Our current approaches for the treatment of depression are insufficient - there is a significant proportion of patients who don’t improve after therapy or pharmaceutical treatment. For these patients, a potential treatment avenue involves neurosurgical approaches where affected brain areas are directly stimulated using a chronically implanted electrode. Because depression is highly prevalent in intractable epilepsy patients undergoing invasive electrophysiological monitoring, we use this opportunity to study differences in their behavior and brain. We hope to combine the insights derived from these studies with invasive neurostimulation approaches to develop new patient-tailored therapeutic strategies.
In this project, we combine distributed iEEG recordings and reinforcement learning models of decision-making to study reward and mood processing across multiple brain areas. This approach allows for identification of the brain areas with aberrant activity during reward processing. Additionally, this approach uses an algorithmic targeting strategy to develop new stimulation therapeutic approaches.

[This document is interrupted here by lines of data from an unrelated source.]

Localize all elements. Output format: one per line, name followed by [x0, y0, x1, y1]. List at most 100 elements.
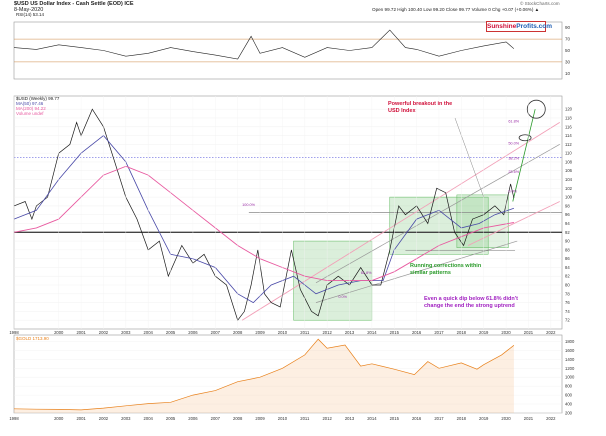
price-tick-72: 72: [565, 318, 570, 323]
x-tick-mid-2017: 2017: [434, 330, 444, 335]
logo-word-sunshine: Sunshine: [487, 23, 517, 30]
x-tick-mid-2005: 2005: [166, 330, 176, 335]
logo-word-profits: Profits: [516, 23, 537, 30]
x-tick-mid-2015: 2015: [390, 330, 400, 335]
gold-tick-1800: 1800: [565, 339, 575, 344]
gold-tick-1600: 1600: [565, 348, 575, 353]
price-tick-96: 96: [565, 212, 570, 217]
x-tick-mid-2008: 2008: [233, 330, 243, 335]
rsi-legend: RSI(14) 53.14: [16, 12, 45, 17]
x-axis-mid: 1998 2000 2001 2002 2003 2004 2005 2006 2007 2008…: [9, 96, 556, 335]
price-tick-116: 116: [565, 124, 572, 129]
x-tick-mid-2004: 2004: [144, 330, 154, 335]
x-tick-bot-2015: 2015: [390, 416, 400, 421]
pink-channel-upper: [241, 121, 561, 321]
x-tick-bot-2002: 2002: [99, 416, 109, 421]
annotation-dip: Even a quick dip below 61.8% didn't chan…: [424, 296, 518, 309]
price-tick-102: 102: [565, 186, 573, 191]
fib-label-1: 50.0%: [508, 141, 519, 145]
fib-label-0: 61.8%: [508, 119, 519, 123]
x-tick-mid-2020: 2020: [501, 330, 511, 335]
rsi-tick-90: 90: [565, 25, 571, 30]
x-tick-bot-2012: 2012: [322, 416, 332, 421]
x-tick-mid-2011: 2011: [300, 330, 310, 335]
x-tick-bot-2018: 2018: [457, 416, 467, 421]
x-tick-mid-2018: 2018: [457, 330, 467, 335]
x-tick-mid-2012: 2012: [322, 330, 332, 335]
x-tick-mid-2019: 2019: [479, 330, 489, 335]
price-tick-100: 100: [565, 195, 573, 200]
x-tick-mid-2009: 2009: [255, 330, 265, 335]
x-tick-bot-1998: 1998: [9, 416, 19, 421]
x-tick-bot-2019: 2019: [479, 416, 489, 421]
x-tick-bot-2011: 2011: [300, 416, 310, 421]
fib-label-7: 61.8%: [361, 271, 372, 275]
usd-price-line: [13, 108, 515, 321]
x-tick-bot-2020: 2020: [501, 416, 511, 421]
x-tick-mid-2007: 2007: [211, 330, 221, 335]
x-tick-bot-2005: 2005: [166, 416, 176, 421]
gold-tick-1200: 1200: [565, 366, 575, 371]
x-tick-mid-2002: 2002: [99, 330, 109, 335]
rsi-tick-30: 30: [565, 59, 571, 64]
gold-panel: 1800 1600 1400 1200 1000 800 600 400 200: [13, 334, 575, 416]
price-tick-74: 74: [565, 309, 570, 314]
gold-tick-1400: 1400: [565, 357, 575, 362]
price-tick-86: 86: [565, 256, 570, 261]
rsi-panel: 90 70 50 30 10: [13, 21, 571, 80]
target-circle-small: [518, 134, 532, 142]
gold-series-area: [14, 339, 514, 413]
x-tick-bot-2009: 2009: [255, 416, 265, 421]
price-tick-106: 106: [565, 168, 573, 173]
price-tick-92: 92: [565, 230, 570, 235]
x-tick-mid-2003: 2003: [121, 330, 131, 335]
gold-tick-600: 600: [565, 393, 573, 398]
x-axis-bottom: 1998 2000 2001 2002 2003 2004 2005 2006 2007 2008…: [9, 416, 556, 421]
price-legend-3: MA(200) 94.22: [16, 106, 46, 111]
price-legend-4: Volume undef: [16, 111, 44, 116]
rsi-tick-10: 10: [565, 71, 571, 76]
gold-tick-1000: 1000: [565, 375, 575, 380]
x-tick-mid-2000: 2000: [54, 330, 64, 335]
gold-series-line: [13, 338, 515, 411]
price-tick-84: 84: [565, 265, 570, 270]
price-tick-78: 78: [565, 291, 570, 296]
x-tick-mid-2006: 2006: [188, 330, 198, 335]
x-tick-bot-2010: 2010: [278, 416, 288, 421]
x-tick-bot-2003: 2003: [121, 416, 131, 421]
watermark: © StockCharts.com: [520, 1, 560, 6]
x-tick-bot-2001: 2001: [76, 416, 86, 421]
gold-legend: $GOLD 1713.90: [16, 336, 49, 341]
gold-tick-400: 400: [565, 402, 573, 407]
x-tick-mid-2013: 2013: [345, 330, 355, 335]
x-tick-mid-2022: 2022: [546, 330, 556, 335]
price-legend-2: MA(50) 97.46: [16, 101, 44, 106]
x-tick-bot-2000: 2000: [54, 416, 64, 421]
chart-date: 8-May-2020: [14, 7, 44, 13]
price-tick-114: 114: [565, 133, 572, 138]
fib-label-2: 38.2%: [508, 157, 519, 161]
x-tick-bot-2022: 2022: [546, 416, 556, 421]
quote-line: Open 99.72 High 100.40 Low 99.20 Close 9…: [372, 7, 540, 12]
gold-tick-200: 200: [565, 411, 573, 416]
x-tick-bot-2013: 2013: [345, 416, 355, 421]
x-tick-bot-2007: 2007: [211, 416, 221, 421]
x-tick-bot-2014: 2014: [367, 416, 377, 421]
price-tick-104: 104: [565, 177, 573, 182]
price-tick-82: 82: [565, 274, 570, 279]
price-tick-110: 110: [565, 151, 572, 156]
grey-trend-upper: [315, 144, 560, 284]
price-tick-108: 108: [565, 159, 573, 164]
price-tick-76: 76: [565, 300, 570, 305]
price-panel: 120 118 116 114 112 110 108 106 104 102 100 98 96 94 9…: [13, 95, 573, 330]
price-tick-94: 94: [565, 221, 570, 226]
annotation-breakout: Powerful breakout in the USD Index: [388, 101, 453, 114]
price-tick-90: 90: [565, 239, 570, 244]
gold-tick-800: 800: [565, 384, 573, 389]
sunshine-profits-logo: SunshineProfits.com: [486, 21, 552, 32]
price-legend-1: $USD (Weekly) 99.77: [16, 96, 60, 101]
price-tick-80: 80: [565, 283, 570, 288]
projection-line: [512, 109, 536, 202]
x-tick-bot-2017: 2017: [434, 416, 444, 421]
price-tick-118: 118: [565, 115, 572, 120]
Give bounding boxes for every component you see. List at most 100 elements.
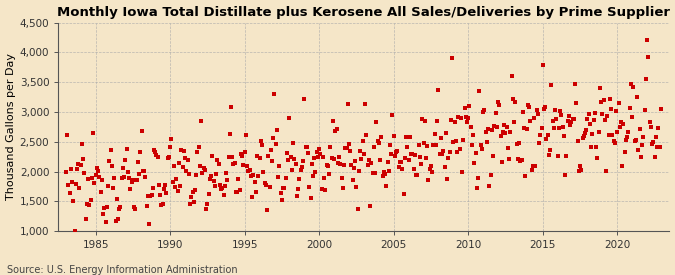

In addition to the individual activation of specialized brain areas, behavior depends on the action of neuromodulator systems that regulate brain activity globally. The action of these neuromodulators, such as dopamine and serotonin, is essential for correct brain function in decision-making, motor control and mood. However, studying them directly in the human brain at the temporal resolution needed to study behavior is difficult.
In this project, we use custom-made carbon fiber electrodes during surgical deep-brain stimulation interventions to carry out fast (10 times per second) estimation of neuromodulator concentrations in deep brain areas. In this way we study the subsecond dynamics of dopamine and serotonin during behavior.